THE 34th PORTLAND INTERNATIONAL FILM FESTIVAL, DAY 9

"the whistleblower," canada, dir. larysa kondracki

"the whistleblower" is not for the faint of heart or weak of stomach, although too strong of a heart or too sensitive of a social conscience would make the movie difficult to watch as well. several people walked out of the screening i attended. i couldn't help crying...twice. kondracki's film tells the (based on a true) story of a nebraska policewoman, kathy, who, in 1999, moves to sarajevo to work as a peacekeeper for the united nations. kathy is good at her job, or at least more willing to do it well than many of her fellow privately contracted colleagues. her efficacy earns her a position at the united nations' office for gender affairs investigating sexual assaults. she comes to know the face of the human trafficking that stocks the post-war brothels of bosnia and serbia. that face isn't pretty. it's been hit and underfed and subjected to horrible physical, psychological and emotional abuse. quite a bit of that gets shown. what's more, the peacekeepers are involved. so are military officials and diplomats. looking to protect its own, the bureaucracy of united nations internal affairs closes all of kathy's case files. "i'm just doing my job." "i know. but no one cares about you." "the whistleblower" is, ultimately, a thriller and sacrifices character development to the pace of its plot -- kondracki manages to get the whole thing in under two hours -- but it knows how to tug the heartstrings. though i suppose the formula demands him, i didn't give a damn about kathy's dutch lover. but i felt for those girls. i left early, too, by about ten minutes, to make another screening downtown. that may have been a mistake, as i was gambling on missing out on a final glimmer of humanity and redemption. but, to be honest, i can't imagine how "the whistleblower" could have ended happily.
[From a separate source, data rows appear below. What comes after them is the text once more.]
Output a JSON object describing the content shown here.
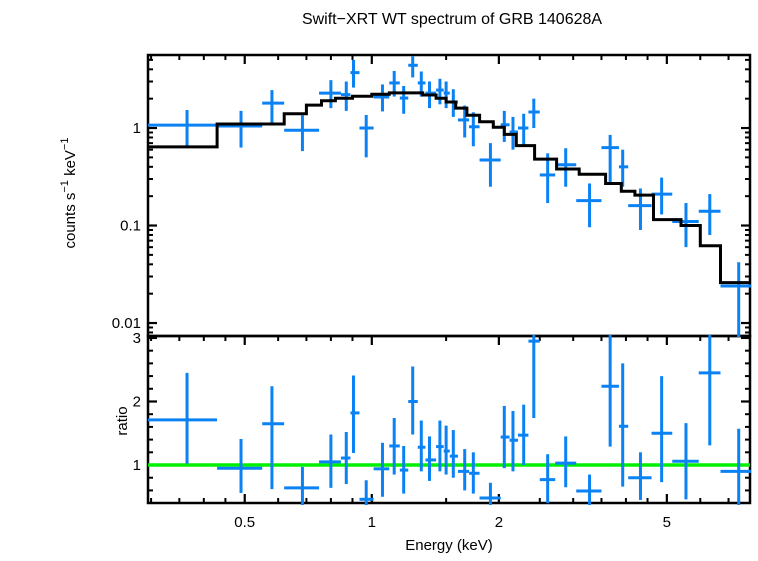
{
  "figure": {
    "title": "Swift−XRT WT spectrum of GRB 140628A",
    "background": "#ffffff"
  },
  "colors": {
    "data": "#0b82f4",
    "model": "#000000",
    "ratio_line": "#00f000",
    "axis": "#000000"
  },
  "axes": {
    "x": {
      "label": "Energy (keV)",
      "scale": "log",
      "min": 0.295,
      "max": 7.87,
      "major_ticks": [
        0.5,
        1,
        2,
        5
      ],
      "major_labels": [
        "0.5",
        "1",
        "2",
        "5"
      ],
      "minor_ticks": [
        0.3,
        0.35,
        0.4,
        0.45,
        0.6,
        0.7,
        0.8,
        0.9,
        1.5,
        2.5,
        3,
        3.5,
        4,
        4.5,
        6,
        7,
        8
      ]
    },
    "y_top": {
      "label": "counts s^{−1} keV^{−1}",
      "scale": "log",
      "min": 0.00736,
      "max": 5.61,
      "major_ticks": [
        0.01,
        0.1,
        1
      ],
      "major_labels": [
        "0.01",
        "0.1",
        "1"
      ],
      "minor_ticks": [
        0.008,
        0.009,
        0.02,
        0.03,
        0.04,
        0.05,
        0.06,
        0.07,
        0.08,
        0.09,
        0.2,
        0.3,
        0.4,
        0.5,
        0.6,
        0.7,
        0.8,
        0.9,
        2,
        3,
        4,
        5
      ]
    },
    "y_bottom": {
      "label": "ratio",
      "scale": "linear",
      "min": 0.402,
      "max": 3.031,
      "major_ticks": [
        1,
        2,
        3
      ],
      "major_labels": [
        "1",
        "2",
        "3"
      ],
      "minor_ticks": [
        0.6,
        0.8,
        1.2,
        1.4,
        1.6,
        1.8,
        2.2,
        2.4,
        2.6,
        2.8
      ]
    }
  },
  "chart_data": {
    "type": "scatter",
    "title": "Swift−XRT WT spectrum of GRB 140628A",
    "xlabel": "Energy (keV)",
    "panels": [
      {
        "name": "spectrum",
        "ylabel": "counts s−1 keV−1",
        "ylim": [
          0.00736,
          5.61
        ],
        "points_format": [
          "energy_keV",
          "e_lo",
          "e_hi",
          "counts",
          "c_lo",
          "c_hi"
        ],
        "data_points": [
          [
            0.365,
            0.295,
            0.43,
            1.07,
            0.64,
            1.53
          ],
          [
            0.49,
            0.43,
            0.55,
            1.05,
            0.63,
            1.5
          ],
          [
            0.58,
            0.55,
            0.62,
            1.8,
            1.12,
            2.45
          ],
          [
            0.685,
            0.62,
            0.75,
            0.95,
            0.58,
            1.35
          ],
          [
            0.8,
            0.75,
            0.845,
            2.28,
            1.6,
            3.1
          ],
          [
            0.87,
            0.845,
            0.89,
            2.2,
            1.5,
            3.0
          ],
          [
            0.905,
            0.89,
            0.935,
            3.7,
            2.6,
            5.0
          ],
          [
            0.97,
            0.935,
            1.01,
            1.0,
            0.5,
            1.36
          ],
          [
            1.06,
            1.01,
            1.1,
            2.08,
            1.48,
            2.8
          ],
          [
            1.13,
            1.1,
            1.165,
            2.9,
            2.1,
            3.85
          ],
          [
            1.19,
            1.165,
            1.22,
            2.03,
            1.4,
            2.7
          ],
          [
            1.25,
            1.22,
            1.285,
            4.4,
            3.3,
            5.45
          ],
          [
            1.31,
            1.285,
            1.34,
            2.9,
            2.1,
            3.8
          ],
          [
            1.37,
            1.34,
            1.42,
            2.28,
            1.6,
            3.0
          ],
          [
            1.45,
            1.42,
            1.48,
            2.45,
            1.75,
            3.2
          ],
          [
            1.5,
            1.48,
            1.53,
            2.28,
            1.6,
            3.0
          ],
          [
            1.56,
            1.53,
            1.6,
            1.85,
            1.3,
            2.5
          ],
          [
            1.66,
            1.6,
            1.7,
            1.21,
            0.8,
            1.7
          ],
          [
            1.74,
            1.7,
            1.8,
            1.03,
            0.65,
            1.45
          ],
          [
            1.91,
            1.8,
            2.02,
            0.47,
            0.25,
            0.7
          ],
          [
            2.06,
            2.02,
            2.12,
            1.08,
            0.72,
            1.5
          ],
          [
            2.16,
            2.12,
            2.22,
            0.91,
            0.6,
            1.3
          ],
          [
            2.29,
            2.22,
            2.35,
            1.0,
            0.65,
            1.4
          ],
          [
            2.42,
            2.35,
            2.5,
            1.46,
            1.0,
            2.0
          ],
          [
            2.61,
            2.5,
            2.72,
            0.33,
            0.17,
            0.55
          ],
          [
            2.88,
            2.72,
            3.05,
            0.42,
            0.25,
            0.62
          ],
          [
            3.28,
            3.05,
            3.5,
            0.18,
            0.096,
            0.27
          ],
          [
            3.67,
            3.5,
            3.85,
            0.63,
            0.28,
            0.85
          ],
          [
            3.93,
            3.85,
            4.05,
            0.4,
            0.25,
            0.6
          ],
          [
            4.33,
            4.05,
            4.6,
            0.16,
            0.09,
            0.24
          ],
          [
            4.86,
            4.6,
            5.15,
            0.21,
            0.13,
            0.31
          ],
          [
            5.55,
            5.15,
            5.95,
            0.11,
            0.06,
            0.17
          ],
          [
            6.32,
            5.95,
            6.7,
            0.14,
            0.08,
            0.21
          ],
          [
            7.4,
            6.7,
            8.5,
            0.024,
            0.006,
            0.042
          ]
        ],
        "model_steps": [
          [
            0.295,
            0.64
          ],
          [
            0.43,
            1.1
          ],
          [
            0.62,
            1.4
          ],
          [
            0.7,
            1.72
          ],
          [
            0.76,
            1.9
          ],
          [
            0.82,
            2.02
          ],
          [
            0.9,
            2.12
          ],
          [
            1.0,
            2.22
          ],
          [
            1.1,
            2.29
          ],
          [
            1.32,
            2.18
          ],
          [
            1.42,
            2.02
          ],
          [
            1.5,
            1.85
          ],
          [
            1.58,
            1.6
          ],
          [
            1.68,
            1.35
          ],
          [
            1.8,
            1.16
          ],
          [
            1.94,
            1.02
          ],
          [
            2.06,
            0.86
          ],
          [
            2.2,
            0.66
          ],
          [
            2.43,
            0.48
          ],
          [
            2.74,
            0.38
          ],
          [
            3.1,
            0.335
          ],
          [
            3.58,
            0.27
          ],
          [
            3.9,
            0.225
          ],
          [
            4.2,
            0.205
          ],
          [
            4.65,
            0.115
          ],
          [
            5.4,
            0.1
          ],
          [
            6.0,
            0.062
          ],
          [
            6.7,
            0.026
          ]
        ],
        "model_end": 8.5
      },
      {
        "name": "ratio",
        "ylabel": "ratio",
        "ylim": [
          0.402,
          3.031
        ],
        "unity_line": 1,
        "points_format": [
          "energy_keV",
          "e_lo",
          "e_hi",
          "ratio",
          "r_lo",
          "r_hi"
        ],
        "data_points": [
          [
            0.365,
            0.295,
            0.43,
            1.71,
            1.02,
            2.45
          ],
          [
            0.49,
            0.43,
            0.55,
            0.95,
            0.56,
            1.41
          ],
          [
            0.58,
            0.55,
            0.62,
            1.65,
            0.62,
            2.24
          ],
          [
            0.685,
            0.62,
            0.75,
            0.64,
            0.37,
            0.97
          ],
          [
            0.8,
            0.75,
            0.845,
            1.05,
            0.64,
            1.48
          ],
          [
            0.87,
            0.845,
            0.89,
            1.11,
            0.7,
            1.52
          ],
          [
            0.905,
            0.89,
            0.935,
            1.82,
            1.19,
            2.41
          ],
          [
            0.97,
            0.935,
            1.01,
            0.46,
            0.37,
            0.76
          ],
          [
            1.06,
            1.01,
            1.1,
            0.94,
            0.5,
            1.35
          ],
          [
            1.13,
            1.1,
            1.165,
            1.3,
            0.85,
            1.74
          ],
          [
            1.19,
            1.165,
            1.22,
            0.92,
            0.55,
            1.3
          ],
          [
            1.25,
            1.22,
            1.285,
            2.0,
            1.48,
            2.55
          ],
          [
            1.31,
            1.285,
            1.34,
            1.28,
            0.9,
            1.7
          ],
          [
            1.37,
            1.34,
            1.42,
            1.08,
            0.75,
            1.45
          ],
          [
            1.45,
            1.42,
            1.48,
            1.29,
            0.9,
            1.7
          ],
          [
            1.5,
            1.48,
            1.53,
            1.22,
            0.85,
            1.62
          ],
          [
            1.56,
            1.53,
            1.6,
            1.14,
            0.8,
            1.55
          ],
          [
            1.66,
            1.6,
            1.7,
            0.9,
            0.6,
            1.25
          ],
          [
            1.74,
            1.7,
            1.8,
            0.87,
            0.55,
            1.2
          ],
          [
            1.91,
            1.8,
            2.02,
            0.48,
            0.37,
            0.72
          ],
          [
            2.06,
            2.02,
            2.12,
            1.44,
            0.95,
            1.93
          ],
          [
            2.16,
            2.12,
            2.22,
            1.39,
            0.9,
            1.85
          ],
          [
            2.29,
            2.22,
            2.35,
            1.47,
            1.0,
            1.95
          ],
          [
            2.42,
            2.35,
            2.5,
            2.95,
            1.74,
            3.1
          ],
          [
            2.61,
            2.5,
            2.72,
            0.77,
            0.4,
            1.17
          ],
          [
            2.88,
            2.72,
            3.05,
            1.03,
            0.65,
            1.45
          ],
          [
            3.28,
            3.05,
            3.5,
            0.59,
            0.37,
            0.85
          ],
          [
            3.67,
            3.5,
            3.85,
            2.24,
            1.29,
            3.1
          ],
          [
            3.93,
            3.85,
            4.05,
            1.61,
            0.66,
            2.6
          ],
          [
            4.33,
            4.05,
            4.6,
            0.8,
            0.45,
            1.2
          ],
          [
            4.86,
            4.6,
            5.15,
            1.5,
            0.73,
            2.4
          ],
          [
            5.55,
            5.15,
            5.95,
            1.06,
            0.46,
            1.66
          ],
          [
            6.32,
            5.95,
            6.7,
            2.45,
            1.31,
            3.1
          ],
          [
            7.4,
            6.7,
            8.5,
            0.9,
            0.37,
            1.57
          ]
        ]
      }
    ]
  }
}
"the housemaid," south korea, dir. im sang-soo

i want to see the original. the program didn't say this was a remake, but i think i'm doing good by making that known. i didn't find out until the credits, after which i wondered if watching the 1960 version of "the housemaid" might be of some help in explaining why i was absolutely confounded by the final scene. wow. ...so you can watch the original for free online, and the site thinks that i'm as rich as the family in the remake because the video of the original opened with ads from cartier and qatar airlines. a comment at the same site laments that the 1960 version isn't better known in the west as it's a seminal work of south korean cinema. (i feel the same way about "funeral parade of roses" from japan -- and so did stanley kubrick, for your information.) hmmm. the moral of the 2010 version seems to be that money breeds sociopathy, but then again, there isn't really a moral. despite the modern western interior design of husband and pregnant wife and young daughter's home, the driving emotions in "the housemaid" are underpinned by a very asian sense of service, resignation and ill will breeding ill will. liberation comes at a price that might not be worth the, well, there isn't actually a reward. but the sex scenes go for it and succeed. "the housemaid" deserves the too often tossed around designation of "erotic thriller." fantastically, though, even during sex its characters move with an eerie phlegmaticness, always as if within a tableau titled something like "man at piano" or "family at repose" or "trouble in the foyer." "the husband with the housemaid in the servants' quarters."